You’d think that constitutes medical malpractice, but Sang-hyun, Christ-like as he is, turns the other cheek. When he reenters the world, he must find a way to quench his newfound blood-lust without compromising his outstanding religious morals. He realizes that sanguine sustenance is not the only thirst gripping him anymore: for the first time in his life, Sang-hyun can no longer ignore his thirst for the pleasures of the flesh.
After a chance reconnection with his coquettish, childhood friend Tae-ju, Sang-hyun is forced to reexamine everything he believes in, and whether he can go on existing as a priest and a thirsty, blood-sucking beast simultaneously.
If the plot sounds a little odd and off-putting, don’t worry — it is. But Park is an expert at turning the odd and off-putting into irresistible cinematic beauty. His “”Vengeance”” trilogy is probably the most relevant example. Comprised of “”Sympathy for Mr. Vengeance,”” “”Oldboy,”” and “”Sympathy for Lady Vengeance,”” the films each take a different perspective on humans murdering other humans for the sake of honor, justice, or just plain revenge, all told through densely symbolic imagery, lush cinematography and an almost poetic narrative style. “”Thirst”” shows a significant maturation from all of these films, with every single shot — whether it’s an extreme close-up of a pair of dirty shoes or a panoramic long-shot of a towering cliff-side over a roaring ocean — being worthy of appreciation.
There is, in fact, very little in the film that isn’t worthy of thoughtful analysis. Recurring water motifs and outrageously wet sound-effects that double for both love-making and blood-sucking, compound Sang-hyun’s thirst for blood and carnal pleasure. Black and white imagery plays endlessly at the questions of subjective good and evil that underline the narrative and even the title is overloaded with latent meaning that cannot be fully appreciated until the film is watched or re-watched.
The only place “”Thirst”” suffers is in the duration of both certain scenes and the film at large, a problem that Park has in the majority of his work. The preliminary lovemaking between Sang-hyun and Tae-ju is dragged out to an almost awkward length, and the film could easily end thirty minutes before the apocalyptic finale, during which Park offers a perfectly acceptable conclusion that just didn’t satisfy his directorial ego for whatever reason.

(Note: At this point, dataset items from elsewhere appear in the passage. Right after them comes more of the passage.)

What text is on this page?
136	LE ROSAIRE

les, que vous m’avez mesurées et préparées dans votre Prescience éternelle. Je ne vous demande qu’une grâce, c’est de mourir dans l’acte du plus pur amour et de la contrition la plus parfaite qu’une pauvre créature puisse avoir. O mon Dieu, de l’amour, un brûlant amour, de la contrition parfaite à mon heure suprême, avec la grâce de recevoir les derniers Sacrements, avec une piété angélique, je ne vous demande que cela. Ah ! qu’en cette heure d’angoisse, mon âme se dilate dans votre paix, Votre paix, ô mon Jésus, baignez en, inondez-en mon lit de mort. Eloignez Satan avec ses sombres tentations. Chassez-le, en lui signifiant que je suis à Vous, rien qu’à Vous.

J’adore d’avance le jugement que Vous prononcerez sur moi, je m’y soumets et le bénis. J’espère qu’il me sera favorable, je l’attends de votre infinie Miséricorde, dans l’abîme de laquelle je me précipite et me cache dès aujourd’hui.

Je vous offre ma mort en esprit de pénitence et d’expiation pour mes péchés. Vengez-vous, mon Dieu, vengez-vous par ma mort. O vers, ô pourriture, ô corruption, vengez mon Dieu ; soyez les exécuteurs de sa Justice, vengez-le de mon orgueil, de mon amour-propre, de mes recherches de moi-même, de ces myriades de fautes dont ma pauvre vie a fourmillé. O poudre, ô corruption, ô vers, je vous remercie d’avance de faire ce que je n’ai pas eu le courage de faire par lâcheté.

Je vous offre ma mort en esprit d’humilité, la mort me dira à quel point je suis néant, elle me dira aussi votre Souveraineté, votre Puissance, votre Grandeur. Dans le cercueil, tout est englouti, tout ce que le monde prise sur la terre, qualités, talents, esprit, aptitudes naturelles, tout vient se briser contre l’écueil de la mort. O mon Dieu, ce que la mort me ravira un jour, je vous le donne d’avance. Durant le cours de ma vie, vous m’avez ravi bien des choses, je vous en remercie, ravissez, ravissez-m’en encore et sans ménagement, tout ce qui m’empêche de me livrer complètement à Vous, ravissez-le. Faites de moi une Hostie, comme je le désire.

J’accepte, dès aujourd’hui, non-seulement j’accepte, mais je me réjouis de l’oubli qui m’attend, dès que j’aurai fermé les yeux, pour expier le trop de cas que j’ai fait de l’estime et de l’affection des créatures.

Ultimately, though, “”Thirst”” is an endlessly meaningful commentary on love, mortality and morality that begs with equal measure to be analyzed and appreciated. The dialogue is sardonic and hilarious, the score is entrancing, and the romance is nothing short of touching — a mid-act scene in which Sang-hyun leaps across darkened rooftops with Tae-ju beaming in his arms puts the grade-school puppy love of “”Twilight”” to a blood-soaked shame. Though a little excessive, and understandably hard to get into if foreign films and paranormal gore aren’t your cup of tea, “”Thirst”” will leave you thirsty for a second viewing.